Title to communal lands of origin accords to indigenous and native peoples the collective ownership of these lands and recognizes their right to the use and sustainable harvesting of the renewable natural resources contained therein.

The use and harvesting of nonrenewable resources on communal lands of origin shall be governed by the provisions of the Constitution and by the special laws that govern them.

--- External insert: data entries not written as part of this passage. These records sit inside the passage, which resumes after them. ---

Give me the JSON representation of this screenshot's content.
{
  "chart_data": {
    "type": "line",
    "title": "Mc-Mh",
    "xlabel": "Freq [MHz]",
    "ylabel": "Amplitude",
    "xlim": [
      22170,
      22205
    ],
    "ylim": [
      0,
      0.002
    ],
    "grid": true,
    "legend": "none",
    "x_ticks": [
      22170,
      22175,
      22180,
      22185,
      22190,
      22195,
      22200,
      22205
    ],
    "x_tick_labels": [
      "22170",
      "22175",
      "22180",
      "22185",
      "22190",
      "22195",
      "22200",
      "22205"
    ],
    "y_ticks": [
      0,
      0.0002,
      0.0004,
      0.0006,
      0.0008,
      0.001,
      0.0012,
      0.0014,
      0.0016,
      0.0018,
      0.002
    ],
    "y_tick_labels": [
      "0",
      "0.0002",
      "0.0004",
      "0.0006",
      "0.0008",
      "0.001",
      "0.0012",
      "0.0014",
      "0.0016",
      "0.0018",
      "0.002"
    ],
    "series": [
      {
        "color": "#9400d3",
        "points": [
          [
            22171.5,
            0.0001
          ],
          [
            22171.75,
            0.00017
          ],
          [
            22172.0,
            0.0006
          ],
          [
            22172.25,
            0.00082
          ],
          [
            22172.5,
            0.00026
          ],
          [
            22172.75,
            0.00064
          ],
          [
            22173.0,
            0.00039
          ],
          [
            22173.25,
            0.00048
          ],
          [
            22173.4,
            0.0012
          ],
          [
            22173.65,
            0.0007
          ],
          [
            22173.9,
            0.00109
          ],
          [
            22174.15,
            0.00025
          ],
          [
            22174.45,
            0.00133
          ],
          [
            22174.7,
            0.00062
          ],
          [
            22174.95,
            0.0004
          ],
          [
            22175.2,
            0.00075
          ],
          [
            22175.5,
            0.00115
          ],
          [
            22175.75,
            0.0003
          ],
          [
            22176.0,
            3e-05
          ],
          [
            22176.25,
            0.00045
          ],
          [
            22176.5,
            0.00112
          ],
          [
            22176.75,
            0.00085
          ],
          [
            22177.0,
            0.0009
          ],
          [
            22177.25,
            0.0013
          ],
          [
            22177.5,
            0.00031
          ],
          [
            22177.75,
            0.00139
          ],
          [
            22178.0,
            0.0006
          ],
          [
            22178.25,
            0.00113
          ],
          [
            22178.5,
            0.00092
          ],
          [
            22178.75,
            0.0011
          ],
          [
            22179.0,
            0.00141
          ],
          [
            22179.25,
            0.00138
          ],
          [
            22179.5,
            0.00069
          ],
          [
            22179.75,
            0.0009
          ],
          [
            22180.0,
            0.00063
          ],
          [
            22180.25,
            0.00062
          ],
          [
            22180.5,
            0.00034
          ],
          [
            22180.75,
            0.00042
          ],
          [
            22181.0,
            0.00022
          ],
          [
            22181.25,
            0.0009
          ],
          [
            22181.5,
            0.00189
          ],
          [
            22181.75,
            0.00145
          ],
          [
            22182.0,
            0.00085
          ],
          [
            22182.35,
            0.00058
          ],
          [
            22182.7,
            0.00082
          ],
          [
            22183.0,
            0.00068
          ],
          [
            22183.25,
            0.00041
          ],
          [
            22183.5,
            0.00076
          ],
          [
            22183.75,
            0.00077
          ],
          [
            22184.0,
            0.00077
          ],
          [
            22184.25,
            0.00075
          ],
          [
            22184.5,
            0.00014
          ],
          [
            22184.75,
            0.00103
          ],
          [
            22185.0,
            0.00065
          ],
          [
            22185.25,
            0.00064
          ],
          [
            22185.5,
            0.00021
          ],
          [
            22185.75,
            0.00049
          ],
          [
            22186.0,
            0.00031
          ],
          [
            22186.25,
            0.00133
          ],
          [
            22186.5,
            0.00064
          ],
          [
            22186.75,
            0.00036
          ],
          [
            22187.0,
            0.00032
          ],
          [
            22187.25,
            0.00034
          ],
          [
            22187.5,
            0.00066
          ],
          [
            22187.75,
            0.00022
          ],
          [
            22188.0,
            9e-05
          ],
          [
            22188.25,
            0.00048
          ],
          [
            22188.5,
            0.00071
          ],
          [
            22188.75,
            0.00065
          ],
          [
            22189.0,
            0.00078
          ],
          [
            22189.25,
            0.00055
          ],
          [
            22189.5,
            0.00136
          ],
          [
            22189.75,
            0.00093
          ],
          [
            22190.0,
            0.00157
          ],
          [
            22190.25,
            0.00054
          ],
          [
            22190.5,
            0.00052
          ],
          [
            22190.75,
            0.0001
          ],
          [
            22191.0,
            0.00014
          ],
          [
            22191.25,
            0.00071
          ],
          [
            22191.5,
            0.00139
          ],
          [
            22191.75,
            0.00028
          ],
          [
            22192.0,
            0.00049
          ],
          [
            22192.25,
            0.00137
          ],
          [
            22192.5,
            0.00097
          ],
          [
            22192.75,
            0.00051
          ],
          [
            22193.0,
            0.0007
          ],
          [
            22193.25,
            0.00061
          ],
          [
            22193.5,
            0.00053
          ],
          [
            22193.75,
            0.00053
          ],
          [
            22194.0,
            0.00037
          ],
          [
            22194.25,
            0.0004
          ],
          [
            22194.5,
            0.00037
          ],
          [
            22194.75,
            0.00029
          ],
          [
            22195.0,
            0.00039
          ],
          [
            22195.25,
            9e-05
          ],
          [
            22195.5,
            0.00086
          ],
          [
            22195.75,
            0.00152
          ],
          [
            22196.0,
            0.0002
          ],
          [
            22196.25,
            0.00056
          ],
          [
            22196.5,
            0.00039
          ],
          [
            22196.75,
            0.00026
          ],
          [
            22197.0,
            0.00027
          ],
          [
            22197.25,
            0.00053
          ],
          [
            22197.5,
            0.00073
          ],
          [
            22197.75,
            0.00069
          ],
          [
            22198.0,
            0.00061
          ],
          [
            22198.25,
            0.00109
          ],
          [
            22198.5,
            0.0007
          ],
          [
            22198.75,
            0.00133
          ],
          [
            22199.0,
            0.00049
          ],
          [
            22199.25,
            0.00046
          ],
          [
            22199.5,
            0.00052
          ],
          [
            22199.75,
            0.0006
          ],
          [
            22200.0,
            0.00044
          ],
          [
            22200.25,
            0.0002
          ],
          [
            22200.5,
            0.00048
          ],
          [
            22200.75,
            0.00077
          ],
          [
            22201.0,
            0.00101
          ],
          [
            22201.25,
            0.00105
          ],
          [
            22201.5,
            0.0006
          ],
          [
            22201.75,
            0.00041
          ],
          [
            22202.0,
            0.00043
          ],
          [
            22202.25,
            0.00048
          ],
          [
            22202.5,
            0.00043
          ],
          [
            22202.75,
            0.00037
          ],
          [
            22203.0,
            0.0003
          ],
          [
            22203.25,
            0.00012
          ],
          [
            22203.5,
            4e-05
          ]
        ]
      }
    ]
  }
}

Communal lands of origin and collectively owned communal lands shall not revert; their ownership shall not be transferred; and they shall not be encumbered, seized, or acquired by adverse possession. Distribution and redistribution for individual and family use and development within communal lands of origin or collectively owned communal lands shall be governed by the rules of the community, in keeping with its standards and customs.

The application of agrarian laws and regulations to indigenous and native peoples shall take into account their customs or customary law, as long as these are not incompatible with the national legal system.

Article 4. Tax basis and exemptions

III. Ancestral homes, small landholdings, and real estate owned by rural communities and by indigenous and native peoples, shall be exempt from paying the taxes normally imposed on agrarian real estate, in accordance with the provisions of the tax laws currently in effect.

This shows that Act No. 1715 of the National Agrarian Reform Service has adopted the definitions of indigenous territories and incorporated them into the legislation, in accordance with concrete circumstances in Bolivia. The Bolivian Government therefore supports this article, considering the essential value of land and territories to the material, social, and cultural development of indigenous peoples.

Paragraph 3 of the article had to be included in light of circumstances in the leading nations—namely, Canada and possibly the United States—which must be taken into account in order to obtain the greatest possible consensus for signature and adoption of the Declaration.

Accordingly, the Government of Bolivia pledges its support to this article.


The Government of Bolivia has examined the rest of the articles in the Proposed American Declaration on the Rights of Indigenous Peoples and supports them in their entirety, since they represent the aspirations not only of the indigenous peoples but also, and fundamentally, of the states of the Americas to achieve a balanced, just, and equitable relationship with the indigenous peoples.